Mary suddenly begins an unusual foot treatment for Jesus by applying a large amount of nard to his feet. Nard is a highly-prized ointment imported from India that was prized by both men and women in the ancient world. It had a sweet-woody odor that was very heavy and likely to fill the entire house. The “pint” that she applied to Jesus’ feet would be worth something in the area of $20,000.00 today. Mary held nothing back in using so much of the very expensive luxury on Jesus, even mopping up the excess with her hair, a gesture of pure humility in front of mixed company; in short this was a shocking scene, and yet it shows us that Mary was holding nothing back in her service to Jesus. I daresay that there is a lesson in this for our time, for how many of us would pour $20,000.00 on Jesus’ feet? It seems likely that Mary understood that Jesus would soon be taken from them, and she was not going to stand by His grave and wish she had told him how much she loved him.
Judas raises what seems to be a logical objection to all of this extravagance pointing out that the money could have been put to a better use; very reasonable indeed. However John points out in the text that Judas may have had an ulterior motive for his objection as he has been known to embezzle their funds in his keeping. Notice that John does not reveal how or when they became aware of this, but it does show us a glimpse of the character of the man who would shortly turn traitor. One thing is clear; it wasn’t the poor that Judas was mourning for.
Jesus will have none of this criticism. He points out that she had saved it for His funeral, and even though the funeral hadn’t come about, it would within the week, and Mary would prize her act even more on that day. As for the poor, Jesus commented on that as well, although his comment has been misinterpreted by many since. He was not giving justification of those who would ignore those in need, but rather that there are times when service to God trumps everything else; even good works. How many Christians over the centuries have been so concerned with good social works that they have missed out on a closer relationship with the Lord! He comes first in all things, even doing good deeds.

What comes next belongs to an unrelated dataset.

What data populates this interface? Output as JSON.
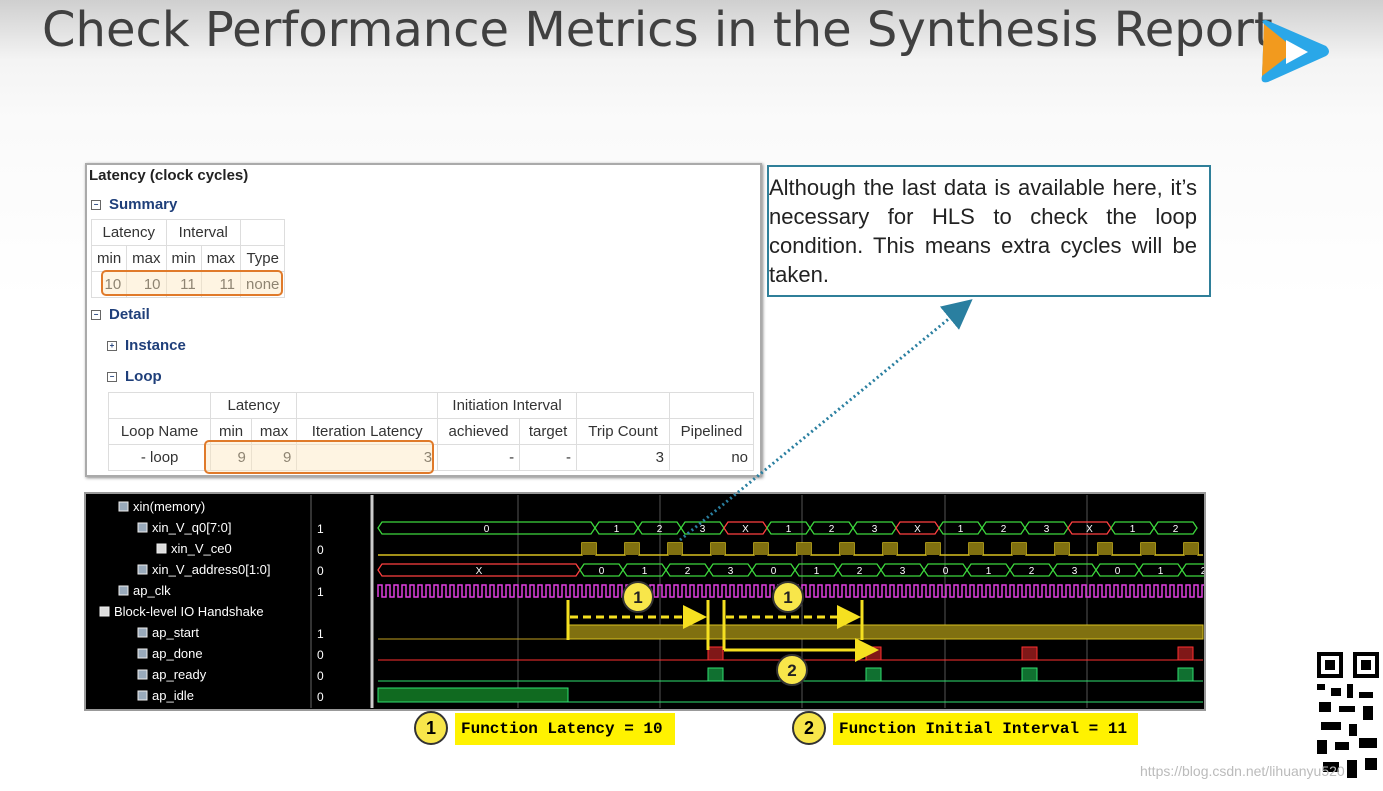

News of the raising of Lazarus and Jesus’ arrival in Bethany reached near-by Jerusalem very quickly and many came out to see both Jesus and Lazarus. Of course amongst the curious were also their leaders who had different things in mind. Their hatred of Jesus was all the greater for so many more were prepared to follow Him and to discontinue following their leaders. From their point of view, this had to stop for their position was being severely threatened; Lazarus must go as well as Jesus. Thus, the stage is set for the final drama of Jesus’ last week and the most seminal event of all human history.

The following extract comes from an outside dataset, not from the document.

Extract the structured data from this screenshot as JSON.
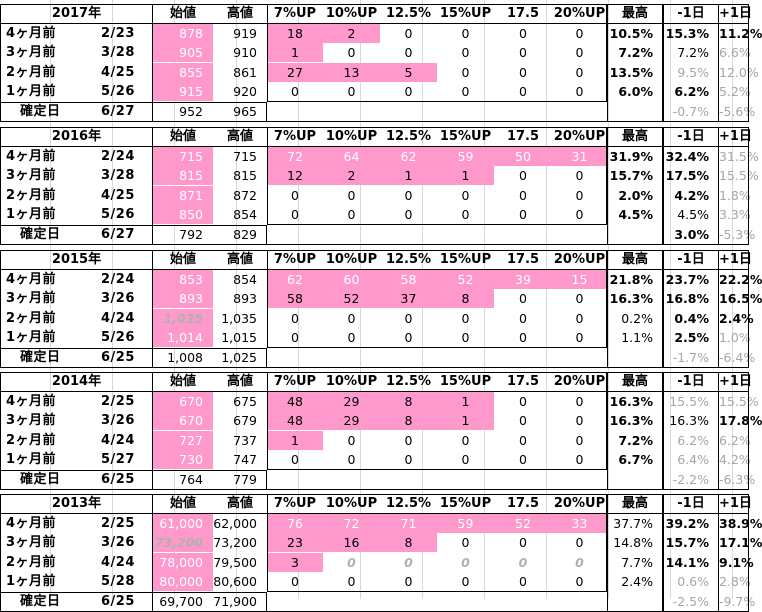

As this text comes to its close, there are two main threads to the story, and two sub-plots. The two main threads can be summed up as support for Jesus, and opposition to Jesus, and the sub-plots are holding back and murderous intent. On the side of support, we see the gathering crowds that have come to see Jesus and Lazarus, many of whom are ready to follow Jesus. On this side also is Mary, standing above all the rest, for Mary has given everything to Him, while the rest remain somewhat less committed, probably at various stages of comprehension as to what it really means to follow Jesus.

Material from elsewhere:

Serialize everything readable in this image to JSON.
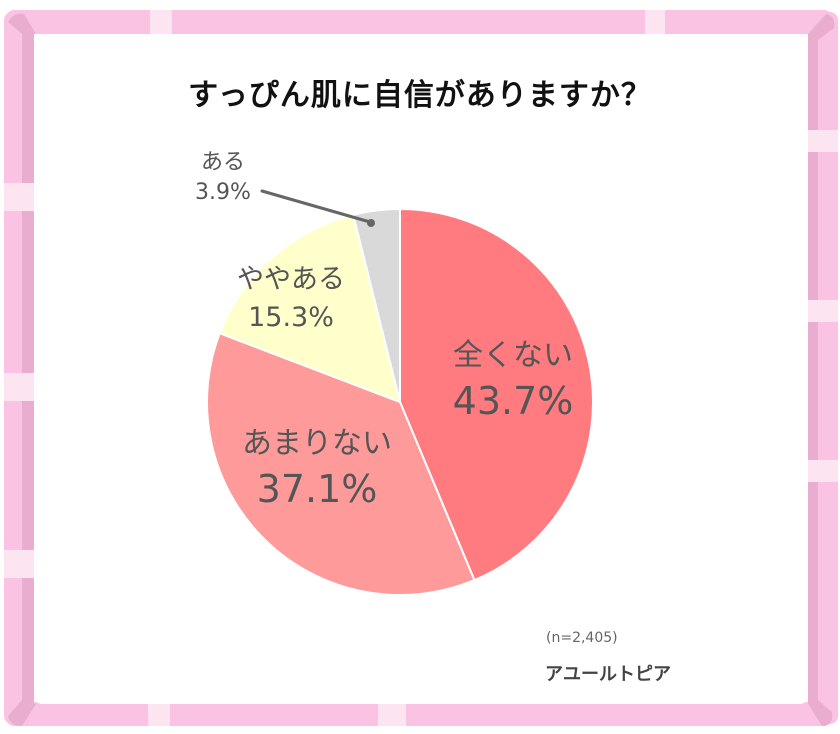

On the other hand, we have Judas, who for various reasons of his own doesn’t see the value in what Mary has done. He does have a valid point; that the Nard could have been sold and many good things done with the money, not to mention a few bucks in his own pocket; Judas doesn’t seem to quite comprehend what following Jesus really means. Then of course, we have the Pharisees and the other leaders of the people, who see that despite their efforts, the crowds keep growing larger, along with the threat to their positions; something must be done, and quickly.
If we take a step back from the narrative, we might also discern that not only is this is not only the climax of Jesus’ ministry, it is also where we approach the climax of our own lives. On the one hand, Mary has given her all to Jesus, and in doing so has essentially thrown down the gauntlet to all of us: Will we follow her lead? On the other hand, those who prize their worldly positions have also thrown down a gauntlet: Will we join with them in their quest to stop Jesus at all costs?
Like those in the room with Jesus that day, and those gathering outside, most of us are somewhere in between the two camps, and this is where I believe that God is leading us to a decision. Is God speaking to you in this text? If so, what are you going to do about it?